A Hustler Close To Me / Fernando Damaso

Fernando Damaso, 29 August 2015 — In my distant childhood in the El Moro neighborhood of Mantilla, currently a part of the Arroyo Naranjo municipality, I had the good fortune to know and live with a character that left deep traces on me. Manolo “The Pole,” as everyone called him, was the son of Syrians or Lebanese who had emigrated to Cuba. His real name, if I remember correctly, was Manuel Sahinz Anhus.

One day he appeared at my house, because of his relationship with Carmen, the daughter of Sara “The Galician,” with whom my mother and I shared — like a single family — the large house on Rodriguez Street. Manolo was dark complexioned and over six feet tall. When I met him he was practicing boxing, participating  in Saturday fights in covered space where a ring was installed, on Route 4, near the Juventud campus, Professor Nilo’s college, where I studied in elementary school. He almost always won, which earned him some pesos, from the bets.

On formalizing his relationship with Carmen, he decided to look for a more stable means of making a living, and with some savings bought a wooden cart with a canvas roof–similar to those of American old west–and two mules, and started to manufacture soaps of charcoal and mud highly prized by the Chinese in their car washes and by makers of sweets.

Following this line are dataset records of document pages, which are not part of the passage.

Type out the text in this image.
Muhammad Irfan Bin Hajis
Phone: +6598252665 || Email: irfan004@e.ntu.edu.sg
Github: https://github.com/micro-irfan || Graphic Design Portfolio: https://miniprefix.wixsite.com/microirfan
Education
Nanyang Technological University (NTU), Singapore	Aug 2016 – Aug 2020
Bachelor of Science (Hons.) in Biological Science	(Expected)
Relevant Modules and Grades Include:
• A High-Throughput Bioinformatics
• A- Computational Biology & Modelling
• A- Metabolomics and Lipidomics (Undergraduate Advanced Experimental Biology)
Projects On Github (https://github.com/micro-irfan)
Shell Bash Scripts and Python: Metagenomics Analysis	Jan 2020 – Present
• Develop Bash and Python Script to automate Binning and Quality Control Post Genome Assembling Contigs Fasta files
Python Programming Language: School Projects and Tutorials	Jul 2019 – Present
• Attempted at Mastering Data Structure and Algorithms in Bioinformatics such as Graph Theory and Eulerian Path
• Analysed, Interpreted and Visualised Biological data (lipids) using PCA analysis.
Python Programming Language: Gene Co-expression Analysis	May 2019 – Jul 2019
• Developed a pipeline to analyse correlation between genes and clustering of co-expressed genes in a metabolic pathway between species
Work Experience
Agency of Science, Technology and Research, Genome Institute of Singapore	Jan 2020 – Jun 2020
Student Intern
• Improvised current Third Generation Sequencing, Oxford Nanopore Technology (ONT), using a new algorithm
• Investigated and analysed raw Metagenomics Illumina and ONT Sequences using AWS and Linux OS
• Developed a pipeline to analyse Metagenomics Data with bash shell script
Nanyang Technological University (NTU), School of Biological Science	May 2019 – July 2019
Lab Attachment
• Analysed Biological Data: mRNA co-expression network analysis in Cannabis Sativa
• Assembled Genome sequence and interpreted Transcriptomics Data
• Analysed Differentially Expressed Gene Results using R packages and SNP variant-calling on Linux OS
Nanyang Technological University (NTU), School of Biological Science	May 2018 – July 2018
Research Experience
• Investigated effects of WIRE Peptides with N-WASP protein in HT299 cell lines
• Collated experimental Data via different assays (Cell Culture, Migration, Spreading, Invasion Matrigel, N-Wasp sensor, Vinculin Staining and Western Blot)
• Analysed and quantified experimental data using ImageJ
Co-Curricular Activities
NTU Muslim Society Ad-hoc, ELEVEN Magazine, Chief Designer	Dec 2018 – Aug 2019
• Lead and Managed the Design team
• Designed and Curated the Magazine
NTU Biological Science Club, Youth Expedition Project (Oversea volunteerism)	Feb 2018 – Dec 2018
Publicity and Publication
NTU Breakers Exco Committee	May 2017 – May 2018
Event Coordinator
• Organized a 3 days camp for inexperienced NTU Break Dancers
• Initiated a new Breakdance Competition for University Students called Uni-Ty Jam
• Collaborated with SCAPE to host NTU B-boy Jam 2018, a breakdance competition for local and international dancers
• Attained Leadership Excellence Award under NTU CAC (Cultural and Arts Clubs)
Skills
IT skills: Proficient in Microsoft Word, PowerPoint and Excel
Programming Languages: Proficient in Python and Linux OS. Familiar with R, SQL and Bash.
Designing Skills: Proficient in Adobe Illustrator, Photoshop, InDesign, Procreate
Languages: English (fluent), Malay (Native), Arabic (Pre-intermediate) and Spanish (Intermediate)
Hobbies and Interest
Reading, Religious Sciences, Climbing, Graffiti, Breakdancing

I participated in their manufacture, in my free time, in a workshop constructed in the backyard patio, and in their sale in Havana’s neighborhoods and districts, as co-pilot of the cart. We packed them in wooden boxes of 100 cakes for 30 centavos, but we also sold them at retail.

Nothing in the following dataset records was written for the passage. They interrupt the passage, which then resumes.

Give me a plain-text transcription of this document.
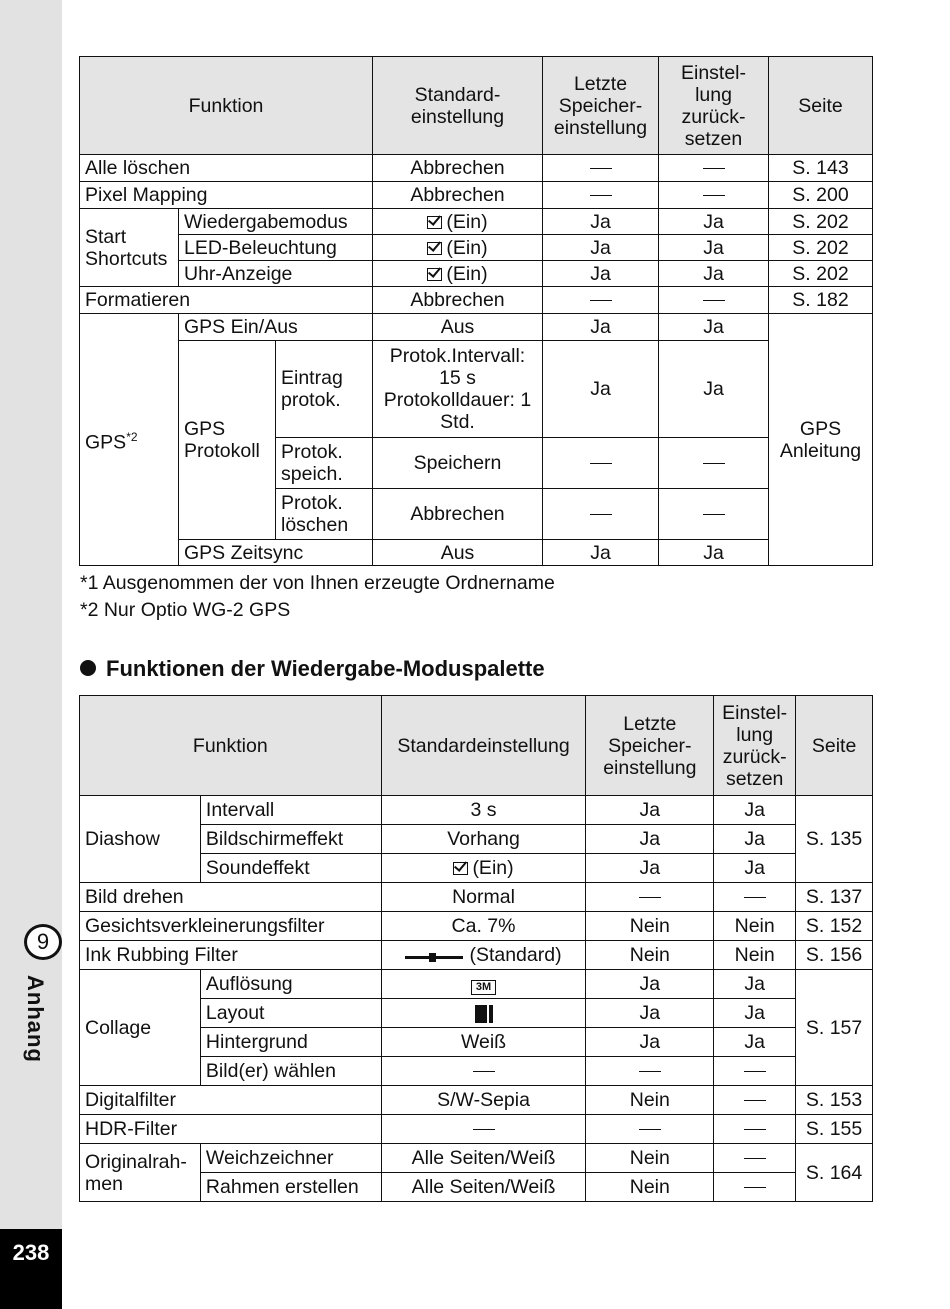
9
Anhang
238
Funktion			Standard-einstellung	Letzte Speicher-einstellung	Einstel-lung zurück-setzen	Seite
Alle löschen			Abbrechen			S. 143
Pixel Mapping			Abbrechen			S. 200
Start Shortcuts	Wiedergabemodus		(Ein)	Ja	Ja	S. 202
	LED-Beleuchtung		(Ein)	Ja	Ja	S. 202
	Uhr-Anzeige		(Ein)	Ja	Ja	S. 202
Formatieren			Abbrechen			S. 182
GPS$^{*2}$	GPS Ein/Aus		Aus	Ja	Ja	GPS Anleitung
	GPS Protokoll	Eintrag protok.	Protok.Intervall: 15 s Protokolldauer: 1 Std.	Ja	Ja	
		Protok. speich.	Speichern			
		Protok. löschen	Abbrechen			
	GPS Zeitsync		Aus	Ja	Ja	
*1 Ausgenommen der von Ihnen erzeugte Ordnername
*2 Nur Optio WG-2 GPS
Funktionen der Wiedergabe-Moduspalette
Funktion		Standardeinstellung	Letzte Speicher-einstellung	Einstel-lung zurück-setzen	Seite
Diashow	Intervall	3 s	Ja	Ja	S. 135
	Bildschirmeffekt	Vorhang	Ja	Ja	
	Soundeffekt	(Ein)	Ja	Ja	
Bild drehen		Normal			S. 137
Gesichtsverkleinerungsfilter		Ca. 7%	Nein	Nein	S. 152
Ink Rubbing Filter		(Standard)	Nein	Nein	S. 156
Collage	Auflösung	3M	Ja	Ja	S. 157
	Layout		Ja	Ja	
	Hintergrund	Weiß	Ja	Ja	
	Bild(er) wählen				
Digitalfilter		S/W-Sepia	Nein		S. 153
HDR-Filter					S. 155
Originalrah-men	Weichzeichner	Alle Seiten/Weiß	Nein		S. 164
	Rahmen erstellen	Alle Seiten/Weiß	Nein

When he married Carmen they went to Pennsylvania on their honeymoon, where he had family. Soon their first son was born and I was the godfather, but the boy died of gastroenteritis in a few months.

Hit hard by this misfortune he abandoned the business, more than anything because of the annoyance of being covered with ashes all the time, and bought an old green panel Ford, and became a distributor of bubble gum, the ones that came on a blank post card that when you licked it with your tongue and exposed it to sun, showed a photo of some important athlete.

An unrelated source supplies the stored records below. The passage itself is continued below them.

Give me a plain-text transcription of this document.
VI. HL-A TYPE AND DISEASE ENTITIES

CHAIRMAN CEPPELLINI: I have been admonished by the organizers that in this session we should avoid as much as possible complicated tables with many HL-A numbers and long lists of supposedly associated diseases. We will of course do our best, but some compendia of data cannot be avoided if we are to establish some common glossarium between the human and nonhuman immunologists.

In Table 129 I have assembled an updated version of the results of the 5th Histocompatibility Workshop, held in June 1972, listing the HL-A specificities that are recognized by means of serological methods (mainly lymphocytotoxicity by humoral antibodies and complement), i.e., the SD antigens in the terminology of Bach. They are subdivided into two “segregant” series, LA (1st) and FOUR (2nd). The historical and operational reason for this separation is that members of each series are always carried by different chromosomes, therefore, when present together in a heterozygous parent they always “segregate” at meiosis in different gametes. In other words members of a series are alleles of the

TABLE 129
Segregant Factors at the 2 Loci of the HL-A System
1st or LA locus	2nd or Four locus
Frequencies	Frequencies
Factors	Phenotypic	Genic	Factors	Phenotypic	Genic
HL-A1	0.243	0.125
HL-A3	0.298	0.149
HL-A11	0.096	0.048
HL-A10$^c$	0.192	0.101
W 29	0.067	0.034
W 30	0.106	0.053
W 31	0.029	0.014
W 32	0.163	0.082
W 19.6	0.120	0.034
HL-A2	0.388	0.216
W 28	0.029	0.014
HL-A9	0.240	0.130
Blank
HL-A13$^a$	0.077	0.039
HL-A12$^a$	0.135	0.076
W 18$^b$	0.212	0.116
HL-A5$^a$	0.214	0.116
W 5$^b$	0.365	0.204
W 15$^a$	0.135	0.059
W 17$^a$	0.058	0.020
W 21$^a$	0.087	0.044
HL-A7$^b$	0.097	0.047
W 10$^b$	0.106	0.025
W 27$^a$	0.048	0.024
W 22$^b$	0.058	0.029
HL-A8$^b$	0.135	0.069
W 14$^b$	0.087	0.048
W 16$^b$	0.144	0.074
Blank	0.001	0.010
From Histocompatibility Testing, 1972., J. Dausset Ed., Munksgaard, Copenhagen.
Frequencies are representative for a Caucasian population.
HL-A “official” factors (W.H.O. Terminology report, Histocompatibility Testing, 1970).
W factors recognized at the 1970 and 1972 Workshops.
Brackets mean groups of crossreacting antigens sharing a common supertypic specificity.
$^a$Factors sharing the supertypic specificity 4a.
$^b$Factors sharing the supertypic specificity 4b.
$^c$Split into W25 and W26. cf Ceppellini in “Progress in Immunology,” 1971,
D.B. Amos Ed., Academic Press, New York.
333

Later he became a cockfighting enthusiast, transforming the abandoned workshop into an enclosure and dedicating himself to breeding the cocks, offering fights on the weekends, where juicy bets were placed. Of this time I remember that he gave me two “retired” cocks.

When Nury appeared, an employee of the Shell refinery, as the boyfriend of his sister Ramona, he convinced him to sell his job, and with the money earned, plus a portion provided by him, join him in buying a Dodge dump truck to transport construction materials on contract. At that time he had another son, whom they named Manolito, like the deceased son, and to whom I was also a godfather.

In 1952, a few days after Batista staged his coup d’etat, recommended by a neighbor who was turned from a taxi driver into a National Police captain, he started working as a driver for the then Minister of Education Manuel Fernandaz Concheso and, on the minister’s premature death, for his wife, who replaced him in office.

Then, driving an elegant black Oldsmobile 98 with air conditioning, January 1, 1959 [the day Castro came to power] took him by surprise.

At that time our two families had already been separated, with him, Carmen and Manolito living in a wooden bungalow on Managua at El Lucero, across from the Chic cinema, then known as “the house with the statues” because of the number of them installed in his garden.

I visited him several times, to see my godson and bring him toys, until one fine day they disappeared from the place, perhaps abandoning the country and moving to Pennsylvania.

It could be that the sequence of all this is not exact, but the facts are.

This great hustler was my best friend in those long ago times.